Nov. 8 (Bloomberg) -- Leveraged buyout speculation is triggering an “unrealistic” surge in the cost of hedging against losses on the debt of potential takeover targets, according to Goldman Sachs Group Inc.
Investors can profit by selling credit-default swaps on a basket of LBO candidates including Gap Inc., Dell Inc. and 13 other companies, strategists led by Charles Himmelberg and Alberto Gallo in New York said in a report. The trade can withstand two buyouts within the group, they said.
“While a pick-up in LBO deals is definitely likely in 2011, we show that market spreads on many ‘LBO candidates’ are currently priced for a very sharp increase comparable to 2006 levels,” the strategists wrote. “These expectations are unrealistic, given the current constraints in leveraged financing and the lower leverage in current deals, compared to pre-crisis. We therefore think investors who have been short LBO candidates should take profits to avoid being hurt by the upcoming rally in spreads.”
The cost of default swaps has surged on speculation companies might get taken over by private equity firms, which typically use debt to finance their transactions, hurting current bond investors, Goldman said. The market is pricing in an average 17 percent probability that buyouts of the 15 candidates will succeed, which is “extremely high” by historical standards, the strategists wrote. That makes the cost to buyers of credit protection “hefty,” they said.

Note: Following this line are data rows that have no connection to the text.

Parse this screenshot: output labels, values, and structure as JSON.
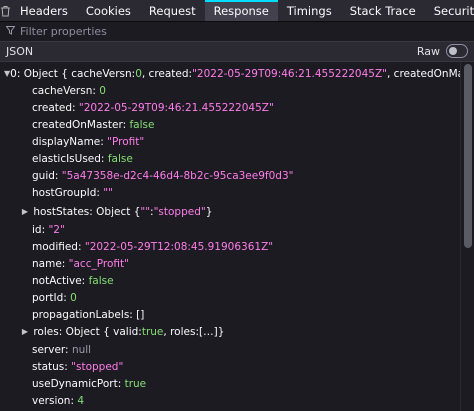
{
  "tabs": [
    "Headers",
    "Cookies",
    "Request",
    "Response",
    "Timings",
    "Stack Trace",
    "Security"
  ],
  "active_tab": "Response",
  "filter": {
    "placeholder": "Filter properties"
  },
  "json_label": "JSON",
  "raw_label": "Raw",
  "raw_enabled": false,
  "root": {
    "label": "0:",
    "summary_prefix": "Object { cacheVersn: ",
    "summary_cache": "0",
    "summary_mid": ", created: ",
    "summary_created": "\"2022-05-29T09:46:21.455222045Z\"",
    "summary_mid2": ", createdOnMaster: ",
    "summary_com": "false",
    "summary_end": ", … }"
  },
  "fields": {
    "cacheVersn": {
      "key": "cacheVersn:",
      "value": "0"
    },
    "created": {
      "key": "created:",
      "value": "\"2022-05-29T09:46:21.455222045Z\""
    },
    "createdOnMaster": {
      "key": "createdOnMaster:",
      "value": "false"
    },
    "displayName": {
      "key": "displayName:",
      "value": "\"Profit\""
    },
    "elasticIsUsed": {
      "key": "elasticIsUsed:",
      "value": "false"
    },
    "guid": {
      "key": "guid:",
      "value": "\"5a47358e-d2c4-46d4-8b2c-95ca3ee9f0d3\""
    },
    "hostGroupId": {
      "key": "hostGroupId:",
      "value": "\"\""
    },
    "hostStates": {
      "key": "hostStates:",
      "pre": "Object { ",
      "inner_key": "\"\"",
      "colon": ": ",
      "inner_val": "\"stopped\"",
      "post": " }"
    },
    "id": {
      "key": "id:",
      "value": "\"2\""
    },
    "modified": {
      "key": "modified:",
      "value": "\"2022-05-29T12:08:45.91906361Z\""
    },
    "name": {
      "key": "name:",
      "value": "\"acc_Profit\""
    },
    "notActive": {
      "key": "notActive:",
      "value": "false"
    },
    "portId": {
      "key": "portId:",
      "value": "0"
    },
    "propagationLabels": {
      "key": "propagationLabels:",
      "value": "[]"
    },
    "roles": {
      "key": "roles:",
      "pre": "Object { valid: ",
      "valid": "true",
      "mid": ", roles: ",
      "arr": "[…]",
      "post": " }"
    },
    "server": {
      "key": "server:",
      "value": "null"
    },
    "status": {
      "key": "status:",
      "value": "\"stopped\""
    },
    "useDynamicPort": {
      "key": "useDynamicPort:",
      "value": "true"
    },
    "version": {
      "key": "version:",
      "value": "4"
    }
  }
}
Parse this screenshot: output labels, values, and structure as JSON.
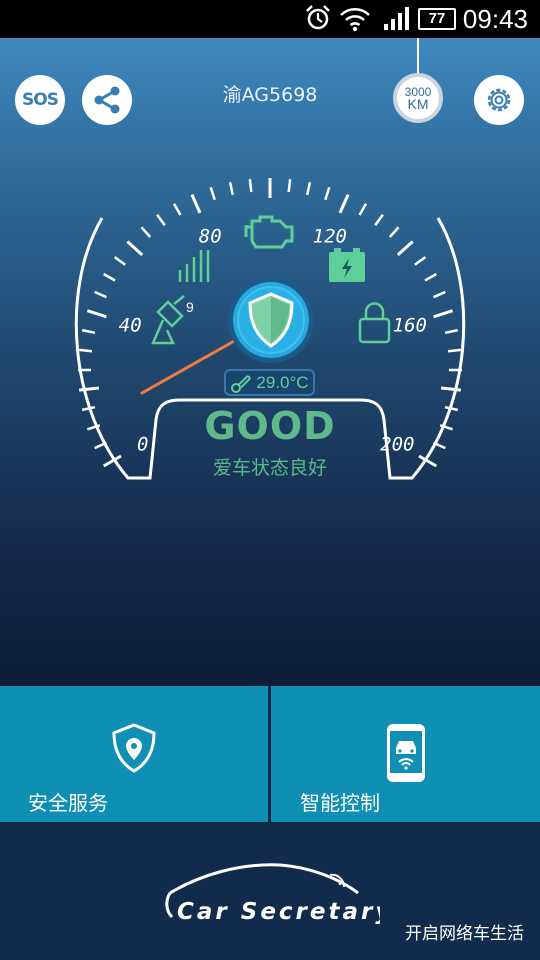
{
  "status_bar": {
    "battery_level": "77",
    "time": "09:43",
    "icons": [
      "alarm-clock-icon",
      "wifi-icon",
      "signal-icon",
      "battery-icon"
    ]
  },
  "header": {
    "sos_label": "SOS",
    "plate": "渝AG5698",
    "mileage_value": "3000",
    "mileage_unit": "KM",
    "icons": [
      "share-icon",
      "settings-gear-icon"
    ]
  },
  "gauge": {
    "speed_labels": [
      "0",
      "40",
      "80",
      "120",
      "160",
      "200"
    ],
    "needle_speed": 0,
    "satellite_count": "9",
    "temperature": "29.0°C",
    "status_title": "GOOD",
    "status_subtitle": "爱车状态良好",
    "indicator_icons": [
      "engine-icon",
      "battery-charge-icon",
      "signal-bars-icon",
      "satellite-dish-icon",
      "lock-icon",
      "shield-icon"
    ],
    "colors": {
      "ok_green": "#5fb98b",
      "needle": "#f07a42",
      "shield_bg": "#29a9de"
    }
  },
  "tiles": [
    {
      "label": "安全服务",
      "icon": "map-pin-shield-icon"
    },
    {
      "label": "智能控制",
      "icon": "phone-car-icon"
    }
  ],
  "footer": {
    "logo_text": "Car Secretary",
    "slogan": "开启网络车生活"
  },
  "colors": {
    "tile_blue": "#0f8fb3",
    "footer_navy": "#102b4c"
  }
}
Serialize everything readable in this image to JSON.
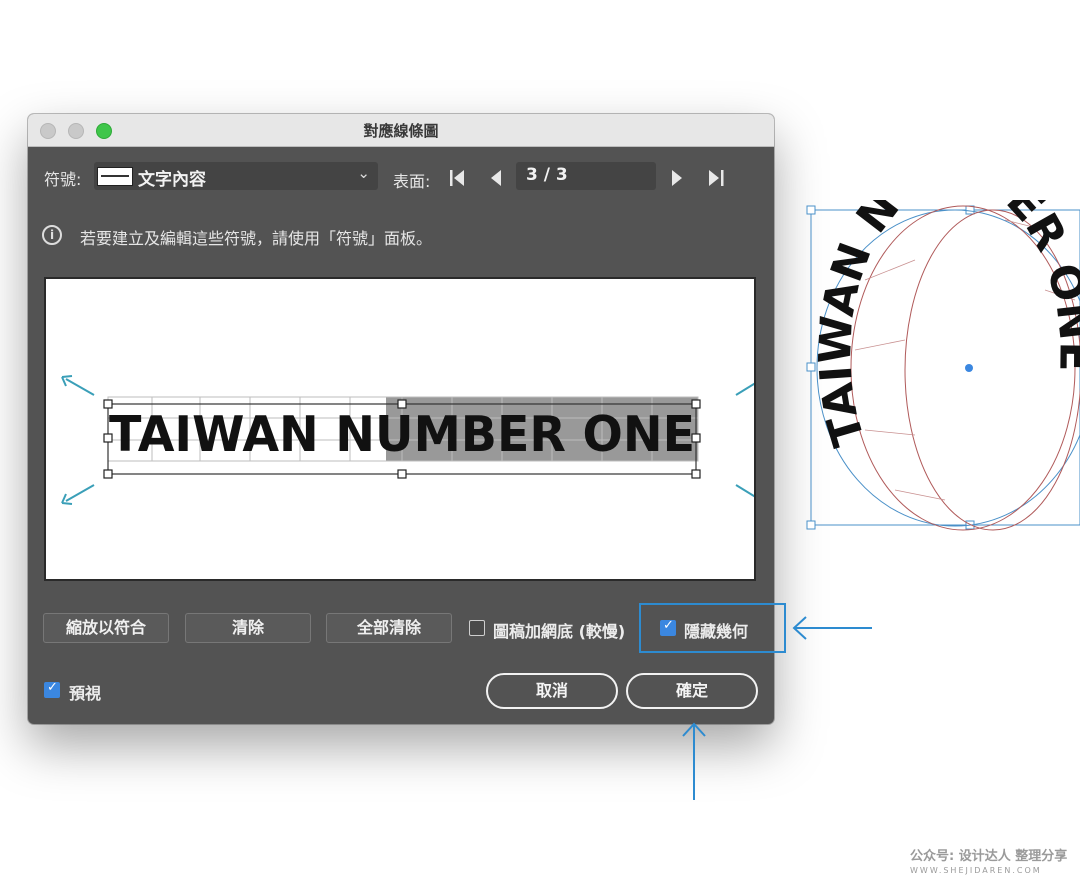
{
  "window": {
    "title": "對應線條圖"
  },
  "toolbar": {
    "symbol_label": "符號:",
    "symbol_value": "文字內容",
    "surface_label": "表面:",
    "page_value": "3 / 3"
  },
  "info": {
    "text": "若要建立及編輯這些符號，請使用「符號」面板。"
  },
  "preview": {
    "sample_text": "TAIWAN NUMBER ONE"
  },
  "buttons": {
    "scale_to_fit": "縮放以符合",
    "clear": "清除",
    "clear_all": "全部清除",
    "cancel": "取消",
    "ok": "確定"
  },
  "options": {
    "shade_artwork_label": "圖稿加網底 (較慢)",
    "shade_artwork_checked": false,
    "hide_geometry_label": "隱藏幾何",
    "hide_geometry_checked": true,
    "preview_label": "預視",
    "preview_checked": true
  },
  "artboard": {
    "ring_text": "TAIWAN NUMBER ONE"
  },
  "watermark": {
    "line1": "公众号: 设计达人 整理分享",
    "line2": "WWW.SHEJIDAREN.COM"
  },
  "colors": {
    "accent": "#3b87e0",
    "annotation": "#2d8bd0",
    "dialog_bg": "#535353"
  }
}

LBOs have been accelerating with deal volume reaching $120 billion this year, compared with $135 billion in 2008 and 2009 combined, according to data compiled by Bloomberg. A record $1.3 trillion of deals were done in the so-called buyout boom of 2006 and 2007. Private-equity firms pool money from investors and obtain debt to finance takeovers with the intention of selling the companies later for a profit.
Investors should sell five-year credit-default swap protection on the 15 companies, according to the report. The other candidates are Seagate Technology Plc, J.C. Penney Co., Hasbro Inc., Jones Group Inc., Fortune Brands Inc., Avnet Inc., Arrow Electronics Inc., Expedia Inc., Sara Lee Corp., AmerisourceBergen Corp., ConAgra Foods Inc., McKesson Corp. and Cardinal Health Inc.
Credit swaps pay the buyer face value if a borrower fails to meet its obligations, less the value of the defaulted debt.